Puis vient la fin d'une longue journée et tu viens le chercher (peut-être que vous êtes pressés, attendus pour un dîner ?), et tout se passe le plus naturellement du monde, comme si tu ne m'avais jamais bannie de ta vie ni abandonnée. Et pour moi aussi tout est évident.
Ce n'est qu'à l'instant où apparaît un indice de "rêve d'après" : tu enfourches son scooter que tu me dis en souriant toute entière,
- Je suis heureuse de t'avoir retrouvée, Gilda.
Le bonheur éprouvé, absolu, me réveille.
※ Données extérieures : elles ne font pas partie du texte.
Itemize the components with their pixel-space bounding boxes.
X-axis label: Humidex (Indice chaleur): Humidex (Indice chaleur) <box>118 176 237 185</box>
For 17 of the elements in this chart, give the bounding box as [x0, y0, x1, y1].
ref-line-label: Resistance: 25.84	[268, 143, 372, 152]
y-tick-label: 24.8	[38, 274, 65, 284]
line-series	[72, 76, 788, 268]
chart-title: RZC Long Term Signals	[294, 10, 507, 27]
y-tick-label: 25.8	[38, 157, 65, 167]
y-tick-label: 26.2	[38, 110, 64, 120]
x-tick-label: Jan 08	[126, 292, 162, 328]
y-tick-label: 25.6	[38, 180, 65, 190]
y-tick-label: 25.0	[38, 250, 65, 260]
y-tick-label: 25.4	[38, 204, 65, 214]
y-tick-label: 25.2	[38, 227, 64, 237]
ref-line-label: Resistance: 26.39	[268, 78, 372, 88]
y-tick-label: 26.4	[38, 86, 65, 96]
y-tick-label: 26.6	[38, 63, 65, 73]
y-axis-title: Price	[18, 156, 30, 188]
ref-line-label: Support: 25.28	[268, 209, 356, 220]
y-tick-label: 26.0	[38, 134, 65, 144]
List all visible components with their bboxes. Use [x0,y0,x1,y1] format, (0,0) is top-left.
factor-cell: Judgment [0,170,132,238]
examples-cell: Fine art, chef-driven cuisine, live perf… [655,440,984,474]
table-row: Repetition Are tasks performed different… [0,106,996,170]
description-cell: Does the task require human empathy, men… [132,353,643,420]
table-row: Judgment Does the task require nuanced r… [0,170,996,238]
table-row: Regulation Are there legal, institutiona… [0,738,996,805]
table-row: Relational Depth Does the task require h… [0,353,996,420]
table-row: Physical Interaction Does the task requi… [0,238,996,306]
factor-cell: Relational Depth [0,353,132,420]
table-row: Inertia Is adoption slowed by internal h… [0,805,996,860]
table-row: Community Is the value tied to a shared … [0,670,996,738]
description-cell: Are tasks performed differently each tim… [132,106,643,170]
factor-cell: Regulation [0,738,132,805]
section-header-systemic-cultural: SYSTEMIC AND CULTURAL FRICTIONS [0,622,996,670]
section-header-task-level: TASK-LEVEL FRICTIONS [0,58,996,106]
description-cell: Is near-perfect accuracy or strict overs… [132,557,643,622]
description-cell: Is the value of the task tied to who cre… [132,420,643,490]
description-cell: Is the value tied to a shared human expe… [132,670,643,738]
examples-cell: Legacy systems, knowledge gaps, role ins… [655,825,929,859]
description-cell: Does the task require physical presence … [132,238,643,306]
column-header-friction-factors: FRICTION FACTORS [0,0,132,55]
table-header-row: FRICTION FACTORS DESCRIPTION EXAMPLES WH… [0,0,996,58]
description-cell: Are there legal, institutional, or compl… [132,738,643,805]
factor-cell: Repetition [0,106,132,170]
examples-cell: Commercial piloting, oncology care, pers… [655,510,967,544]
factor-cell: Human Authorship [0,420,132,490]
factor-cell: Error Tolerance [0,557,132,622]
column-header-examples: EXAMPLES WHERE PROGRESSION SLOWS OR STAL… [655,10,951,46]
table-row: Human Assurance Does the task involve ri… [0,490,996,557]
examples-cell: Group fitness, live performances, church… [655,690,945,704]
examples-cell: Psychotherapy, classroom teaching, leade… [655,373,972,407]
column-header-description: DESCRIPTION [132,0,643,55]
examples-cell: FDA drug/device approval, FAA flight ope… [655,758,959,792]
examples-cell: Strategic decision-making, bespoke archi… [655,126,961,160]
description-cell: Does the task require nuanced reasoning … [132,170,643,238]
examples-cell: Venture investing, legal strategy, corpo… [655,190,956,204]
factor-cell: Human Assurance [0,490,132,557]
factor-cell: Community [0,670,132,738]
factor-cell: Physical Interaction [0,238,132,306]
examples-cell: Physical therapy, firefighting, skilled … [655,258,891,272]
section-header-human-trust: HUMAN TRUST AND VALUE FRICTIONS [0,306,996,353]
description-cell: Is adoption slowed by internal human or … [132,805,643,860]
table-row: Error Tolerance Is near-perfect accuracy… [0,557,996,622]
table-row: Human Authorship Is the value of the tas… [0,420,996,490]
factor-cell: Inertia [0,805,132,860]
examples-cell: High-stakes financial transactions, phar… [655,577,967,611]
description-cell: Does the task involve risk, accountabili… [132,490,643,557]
Ma première pensée hors du rêve mais avant la conscience est pour me dire "Tu parles, c'est parce que pour le film vous avez besoin de moi", puis je me réveille vraiment mais avec la vision persistante et précise de ton sourire d'à ce moment-là et qui ne me laisse aucun doute sur des mots de coeur. Ce matin-là, sur l'élan, pendant quelques heures je m'étais sentie intacte, au normal de moi et avec mon intégrité (2) d'avant. Le sentiment d'amputation n'a pas tardé a reprendre sa place. Elle devient habituelle d'une façon qui m'effraie.
(1) brèves, en Normandie
(2) comme on dit de l'intégrité d'une base de donnée ou d'un système informatique.
(3) Ozanne, à Folies d'Encre, donc. Ces rêves-là que je fais comme dans l'espoir d'enfin savoir ce qui s'est passé sont toujours très concrets, les lieux et les gens tels qu'en eux-mêmes, les situations plausibles le plus souvent (ou pas moins pas que ma vie même).